For one thing, under the new regulatory environment companies and directors themselves can be named and fined by the FSA if they fail to keep shareholders informed. This would seem to make sense, especially as fining a company when its share price has collapsed only penalises investors further. Moreover, the new rules governing ‘market abuse’ effectively operate under civil law, not criminal, so the burden of proof and rules of evidence make it easier for the prosecuting regulator.
So what is ‘market abuse’? For FDs, the main aspect concerns failing to disclose price-sensitive information or making selective disclosure of information to favoured analysts or journalists.
Even dissemination through the Regulatory News Service in a way that is misleading will turn out to be market abuse if it means telling half the story such that people buy shares they would have otherwise sold.

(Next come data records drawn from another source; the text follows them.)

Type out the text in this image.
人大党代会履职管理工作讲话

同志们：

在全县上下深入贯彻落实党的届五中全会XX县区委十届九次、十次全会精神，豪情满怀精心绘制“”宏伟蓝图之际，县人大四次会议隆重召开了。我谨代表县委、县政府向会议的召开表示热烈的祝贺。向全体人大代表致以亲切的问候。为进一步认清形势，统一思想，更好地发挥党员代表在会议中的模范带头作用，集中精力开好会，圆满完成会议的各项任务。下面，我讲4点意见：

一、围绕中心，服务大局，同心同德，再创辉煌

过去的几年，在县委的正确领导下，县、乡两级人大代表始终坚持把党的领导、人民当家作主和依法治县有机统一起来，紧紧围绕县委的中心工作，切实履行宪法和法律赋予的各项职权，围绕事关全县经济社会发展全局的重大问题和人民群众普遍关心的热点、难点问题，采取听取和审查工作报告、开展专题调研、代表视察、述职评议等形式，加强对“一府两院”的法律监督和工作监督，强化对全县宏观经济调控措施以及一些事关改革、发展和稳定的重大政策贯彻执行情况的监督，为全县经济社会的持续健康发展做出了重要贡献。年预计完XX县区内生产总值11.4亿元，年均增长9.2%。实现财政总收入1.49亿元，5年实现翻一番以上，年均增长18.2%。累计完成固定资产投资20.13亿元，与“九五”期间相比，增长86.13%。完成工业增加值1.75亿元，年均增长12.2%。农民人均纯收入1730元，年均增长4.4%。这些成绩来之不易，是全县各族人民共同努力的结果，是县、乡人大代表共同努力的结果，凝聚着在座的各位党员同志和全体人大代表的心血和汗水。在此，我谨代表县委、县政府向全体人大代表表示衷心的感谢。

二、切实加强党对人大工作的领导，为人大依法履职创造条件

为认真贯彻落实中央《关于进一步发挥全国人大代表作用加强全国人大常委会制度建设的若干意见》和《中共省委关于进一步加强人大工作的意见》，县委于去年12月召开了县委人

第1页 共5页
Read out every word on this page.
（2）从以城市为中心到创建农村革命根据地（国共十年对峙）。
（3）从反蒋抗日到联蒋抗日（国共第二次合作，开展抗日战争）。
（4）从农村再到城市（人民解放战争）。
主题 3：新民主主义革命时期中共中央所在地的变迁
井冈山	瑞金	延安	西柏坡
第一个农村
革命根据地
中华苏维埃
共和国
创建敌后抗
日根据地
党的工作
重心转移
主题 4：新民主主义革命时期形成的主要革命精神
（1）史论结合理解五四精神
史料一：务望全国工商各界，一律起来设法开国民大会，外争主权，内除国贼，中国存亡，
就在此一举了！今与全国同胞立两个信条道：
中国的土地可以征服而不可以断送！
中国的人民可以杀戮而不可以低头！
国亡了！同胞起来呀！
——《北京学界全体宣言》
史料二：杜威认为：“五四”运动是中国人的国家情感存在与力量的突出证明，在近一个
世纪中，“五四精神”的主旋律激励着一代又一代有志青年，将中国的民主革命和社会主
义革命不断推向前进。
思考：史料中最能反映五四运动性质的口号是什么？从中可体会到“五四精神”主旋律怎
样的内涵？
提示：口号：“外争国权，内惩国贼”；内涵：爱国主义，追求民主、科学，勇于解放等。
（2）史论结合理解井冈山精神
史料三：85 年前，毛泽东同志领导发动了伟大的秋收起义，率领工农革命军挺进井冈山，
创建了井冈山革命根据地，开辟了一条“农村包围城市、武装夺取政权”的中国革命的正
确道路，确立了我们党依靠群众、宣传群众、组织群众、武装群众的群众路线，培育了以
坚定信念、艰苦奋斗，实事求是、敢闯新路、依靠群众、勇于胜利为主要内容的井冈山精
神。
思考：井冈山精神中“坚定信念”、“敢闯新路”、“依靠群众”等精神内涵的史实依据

Selective disclosure became a hot topic in the US in 2000 when the Securities and Exchange Commission introduced ‘Regulation FD’ to stamp it out. One of the SEC’s concerns was that companies excluded from meeting analysts who adopted a negative stance on their shares – but still invited other analysts to attend. (A recent Tempest Consultants survey said that 22% of UK companies admit they temporarily exclude analysts from briefings and company visits if they produce ‘sell’ circulars.)
In finalising Regulation FD the SEC also referred to conflicting views on the effectiveness of rules designed to ensure information is released promptly and equally to all market participants: it acknowledged fears that companies may simply stop talking so as to prevent accusations of selective disclosure.
But on balance the SEC didn’t think such this was likely to be a problem.
‘The marketplace simply would not allow companies to cease communications with analysts,’ it concluded.
In the UK, the most important document is the PSI Guide, an appendix to the UKLA Guidance Manual governing the release of price-sensitive information.
While it’s largely based on rules that have been around for some years, the power the FSA now has to levy fines and impose compensation orders on companies, directors and advisers will make them all even more careful to abide by it – especially since there is no published tariff of fines and the FSA can levy a charge as big as it likes.
The basic rule is, if you have price-sensitive information, get it out.
If there are reasons why you can’t do so straight away, then you’re allowed a short delay, but the FSA isn’t particularly sympathetic to arguments about why information wasn’t released immediately. FDs should also ensure they have the right systems and procedures in place to ensure price-sensitive information comes up through the corporate ranks to enable the board to make an announcement.
It’s not going to be a defence for a director of a company to say, ‘No one ever told me,’ if, in fact, it was his responsibility to ensure he was told. There’s nothing much anyone can do if someone down the chain of command hides this kind of information from the FD – but it is imperative to make sure everyone knows that nobody other than the relevant people should talk to the press.